My memory was more that you'd be able to get into (the driver's seat of) your Tesla in downtown Los Angeles, tell it you want to go to the Paris hotel in Vegas, and expect generally not to have to do anything to get there. But not guaranteed nothing.
- One problem might be that American driving is not exactly... well great, is it? Roads are generally too straight and driving tests too soft. And for some weird reason, many US drivers seem to have a poor sense of situational awareness.
The result is it looks like many drivers are unaware of the benefits of defensive driving. Take that all into account and safe 'full self driving' may be tricky to achieve?
- The title is rather misleading. They haven't given up on promise of autonomy...
- I guess you can either go full waymo or full comma. The rest is just hype.
- Guess living and working in the factory ain’t working out so well
- So what does it mean for Tesla's "Robotaxi"? Is that being shut down?
It's pathetic. The Austin Robotaxi demo had a "safety monitor" in the front passenger seat, with an emergency stop button. But there were failures where the safety driver had to stop the vehicle, get out, walk around the car, get into the drivers's seat, and drive manually. So now the "safety monitor" sits in the driver's seat.[1] It's just Uber now.
Do you have to tip the "safety monitor"?
And for this, Musk wants the biggest pay package in history?
[1] https://electrek.co/2025/09/03/tesla-moves-robotaxi-safety-m...
by mensetmanusman
0 subcomment
- Our current infrastructure isn’t compatible with lidar. We were consulted to fix it, but governments have no idea how to approach this problem so it won’t happen for years.
- Given this move, like the rest of TSLA's inane investor base, I wholeheartedly support the potential $1 trillion pay package for Musk
by MagicMoonlight
0 subcomment
- There needs to be a class-action against Tesla. It’s blatant fraud.
- Fir a long time, I don’t think full self driving makes economic sense. Would this hurt car sells at long term?

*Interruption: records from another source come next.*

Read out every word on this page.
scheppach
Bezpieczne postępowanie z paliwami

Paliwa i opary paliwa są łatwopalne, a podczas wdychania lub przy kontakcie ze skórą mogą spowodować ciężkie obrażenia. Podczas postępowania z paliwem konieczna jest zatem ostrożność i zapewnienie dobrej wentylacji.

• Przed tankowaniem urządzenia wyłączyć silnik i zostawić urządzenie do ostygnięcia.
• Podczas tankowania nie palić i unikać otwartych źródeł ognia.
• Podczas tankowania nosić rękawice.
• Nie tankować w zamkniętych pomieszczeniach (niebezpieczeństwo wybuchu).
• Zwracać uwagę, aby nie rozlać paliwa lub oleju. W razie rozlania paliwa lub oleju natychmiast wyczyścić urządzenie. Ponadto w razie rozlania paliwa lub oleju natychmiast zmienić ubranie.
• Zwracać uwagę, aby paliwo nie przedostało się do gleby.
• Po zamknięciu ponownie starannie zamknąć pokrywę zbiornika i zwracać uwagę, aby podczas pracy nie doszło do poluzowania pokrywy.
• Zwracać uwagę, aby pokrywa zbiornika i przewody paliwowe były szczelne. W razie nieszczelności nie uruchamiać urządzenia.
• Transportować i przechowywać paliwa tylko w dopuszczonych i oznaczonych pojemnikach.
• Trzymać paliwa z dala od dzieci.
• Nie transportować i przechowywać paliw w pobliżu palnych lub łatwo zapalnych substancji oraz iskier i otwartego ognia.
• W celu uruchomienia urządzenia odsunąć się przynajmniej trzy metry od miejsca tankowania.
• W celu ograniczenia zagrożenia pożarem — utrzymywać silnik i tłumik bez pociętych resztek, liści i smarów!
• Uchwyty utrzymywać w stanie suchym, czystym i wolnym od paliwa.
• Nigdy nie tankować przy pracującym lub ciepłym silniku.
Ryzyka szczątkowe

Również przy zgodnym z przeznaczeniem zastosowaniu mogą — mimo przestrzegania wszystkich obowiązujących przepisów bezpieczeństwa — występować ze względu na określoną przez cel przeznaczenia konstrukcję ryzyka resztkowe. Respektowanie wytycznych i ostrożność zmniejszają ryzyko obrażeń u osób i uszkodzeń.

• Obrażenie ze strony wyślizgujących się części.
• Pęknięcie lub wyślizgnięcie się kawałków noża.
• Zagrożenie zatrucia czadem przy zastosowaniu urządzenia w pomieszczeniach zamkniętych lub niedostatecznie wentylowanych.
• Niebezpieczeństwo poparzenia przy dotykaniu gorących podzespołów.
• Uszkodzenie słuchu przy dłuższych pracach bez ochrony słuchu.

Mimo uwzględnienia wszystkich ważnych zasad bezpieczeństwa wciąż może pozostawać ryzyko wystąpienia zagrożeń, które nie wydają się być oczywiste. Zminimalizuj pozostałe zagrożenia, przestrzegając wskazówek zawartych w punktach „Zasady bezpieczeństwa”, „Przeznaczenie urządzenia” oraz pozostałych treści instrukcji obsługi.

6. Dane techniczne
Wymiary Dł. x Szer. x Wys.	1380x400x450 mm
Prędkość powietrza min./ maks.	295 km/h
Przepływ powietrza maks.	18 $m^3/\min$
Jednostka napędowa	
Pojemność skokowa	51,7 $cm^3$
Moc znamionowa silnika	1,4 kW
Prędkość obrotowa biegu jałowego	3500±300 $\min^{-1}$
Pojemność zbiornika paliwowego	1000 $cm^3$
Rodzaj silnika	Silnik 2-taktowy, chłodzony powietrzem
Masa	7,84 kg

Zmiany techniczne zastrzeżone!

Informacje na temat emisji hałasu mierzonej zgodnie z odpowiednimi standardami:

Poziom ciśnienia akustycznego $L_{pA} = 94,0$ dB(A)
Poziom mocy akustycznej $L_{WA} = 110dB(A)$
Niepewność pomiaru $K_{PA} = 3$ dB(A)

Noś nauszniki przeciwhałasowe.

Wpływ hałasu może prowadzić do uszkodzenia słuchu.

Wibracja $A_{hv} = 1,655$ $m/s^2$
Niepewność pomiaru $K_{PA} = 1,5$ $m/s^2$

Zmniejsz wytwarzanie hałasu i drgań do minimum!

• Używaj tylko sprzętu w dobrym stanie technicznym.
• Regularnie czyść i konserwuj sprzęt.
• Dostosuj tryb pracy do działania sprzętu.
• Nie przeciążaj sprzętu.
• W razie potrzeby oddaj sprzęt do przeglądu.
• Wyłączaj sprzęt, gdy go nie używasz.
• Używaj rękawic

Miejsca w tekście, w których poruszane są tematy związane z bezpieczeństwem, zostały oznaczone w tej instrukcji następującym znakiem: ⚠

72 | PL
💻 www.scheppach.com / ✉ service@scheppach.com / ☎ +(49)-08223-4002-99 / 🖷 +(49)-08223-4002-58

- Most Honest Company (Sarcasm)
- I was a fool's game from the start, with only negative aspects = what could possibly go wrong?
- Electrek has been anti Tesla for a long time now.
by yencabulator
0 subcomment
- Full (Limited)
by olyellybelly
0 subcomment
- Shock! Horror!
by aamargulies
0 subcomment
- I knew that FSD was nonsense when I tried to use Tesla's autopark feature under optimal conditions and it failed to park the car satisfactorily.
- If you can’t reach the goal, move the goal posts!
- [flagged]
by jqpabc123
1 subcomments
- [flagged]
- My 1993 Nissan has FSD. I can fully drive myself anywhere.
by freerobby
3 subcomments
- This is clickbait from a publication that's had it out for Tesla for nearly a decade.
Tesla is pivoting messaging toward what the car can do today. You can believe that FSD will deliver L4 autonomy to owners or not -- I'm not wading into that -- but this updated web site copy does not change the promises they've made prior owners, and Tesla has not walked back those promises.
The most obvious tell of this is the unsupervised program in operation right now in Austin.
by resfirestar
0 subcomment
- I don't read the article (besides the clickbait headline and the author's "take") as Tesla "giving up". No marketing is changing, no plans for taxi services are changing. This is about the company's famously captured board giving their beloved CEO flexibility on how to meet their ambitious-sounding targets, by using vague language in the definitions. This way if Tesla fails to hit 10 million $100/month FSD subscriptions, they could conceivably come up with a cheaper more limited subscription and get Elon his pay.